In one embodiment of the invention, the diaphragm divides the valve housing into first and second chambers. The first chamber is associated with the inflow port on the valve and is maintained at ambient pressure while the second or outflow chamber is maintained at a pressure equivalent to the pressure of the drainage location within the body. Flexible tubing connects the fluid flow orifice within the diaphragm to the inflow port in the first chamber to maintain the valve seat and the ball seated therein at intracranial pressures. In this arrangement, the ball remains firmly seated within the valve seat as long as the pressure differential across the valve remains at a substantially constant predetermined value. Differences in fluid column height are compensated for by flexing of the diaphragm while the ball remains firmly seated within its valve seat.

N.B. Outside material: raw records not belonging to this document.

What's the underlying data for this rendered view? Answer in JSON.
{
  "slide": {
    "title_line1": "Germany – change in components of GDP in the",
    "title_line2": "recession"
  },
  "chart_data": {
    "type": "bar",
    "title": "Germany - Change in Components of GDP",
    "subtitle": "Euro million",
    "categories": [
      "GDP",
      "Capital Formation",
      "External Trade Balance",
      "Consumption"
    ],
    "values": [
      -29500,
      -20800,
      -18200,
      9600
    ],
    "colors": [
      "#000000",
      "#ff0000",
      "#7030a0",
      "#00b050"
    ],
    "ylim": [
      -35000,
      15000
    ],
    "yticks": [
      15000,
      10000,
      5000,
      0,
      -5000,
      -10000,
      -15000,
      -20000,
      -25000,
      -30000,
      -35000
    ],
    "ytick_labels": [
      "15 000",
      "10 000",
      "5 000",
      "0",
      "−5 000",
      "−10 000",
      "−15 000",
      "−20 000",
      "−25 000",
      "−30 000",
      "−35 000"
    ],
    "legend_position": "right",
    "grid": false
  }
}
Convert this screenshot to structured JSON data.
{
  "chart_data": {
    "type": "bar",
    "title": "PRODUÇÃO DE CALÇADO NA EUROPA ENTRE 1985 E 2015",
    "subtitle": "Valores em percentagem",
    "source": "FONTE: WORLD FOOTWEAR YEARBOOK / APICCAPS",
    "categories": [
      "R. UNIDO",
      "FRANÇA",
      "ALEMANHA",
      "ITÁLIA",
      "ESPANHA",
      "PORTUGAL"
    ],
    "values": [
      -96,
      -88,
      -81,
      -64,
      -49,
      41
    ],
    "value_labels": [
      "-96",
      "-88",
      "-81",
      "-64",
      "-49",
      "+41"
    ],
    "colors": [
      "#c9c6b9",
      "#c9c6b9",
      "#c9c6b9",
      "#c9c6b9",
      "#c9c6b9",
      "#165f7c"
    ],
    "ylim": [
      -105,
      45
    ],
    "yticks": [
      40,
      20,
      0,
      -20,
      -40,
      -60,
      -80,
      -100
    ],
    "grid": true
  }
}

In a second embodiment, the valve is again provided within a hermetically sealed housing having first and second chambers. The first chamber is in fluid communication with the inflow port on the valve. The second chamber is in fluid communication with the outflow port for drainage of excess CSF. The first chamber is maintained at the fluid pressure of the CSF source location while the second chamber is maintained substantially at the fluid pressure of the drainage location. Pressure differentials across the diaphragm will cause both the flexible diaphragm to become deformed and, when the pressure differential exceeds a first predetermined threshold value, the ball member will be unseated to open the fluid flow orifice between the first and second chambers, thereby allowing drainage of CSF.
It is accordingly an object of the present invention to provide a device for the relief of excess cerebrospinal fluid pressure for use in the treatment of hydrocephaly and the like.
It is another object of the present invention to provide a drainage valve suitable for cranial implantation and useful in the treatment of hydrocephaly.
It is another object of the present invention to provide a drainage valve useful in the treatment of hydrocephaly and which prevents excess drainage of CSF in the event of normal increases in differential fluid pressures such as when the patient arises from a recumbent position, for example.
These and other objects of the present invention will be more clearly understood by those skilled in the art following a consideration of the remainder of the disclosure, including the detailed description of the preferred embodiments and the appended claims.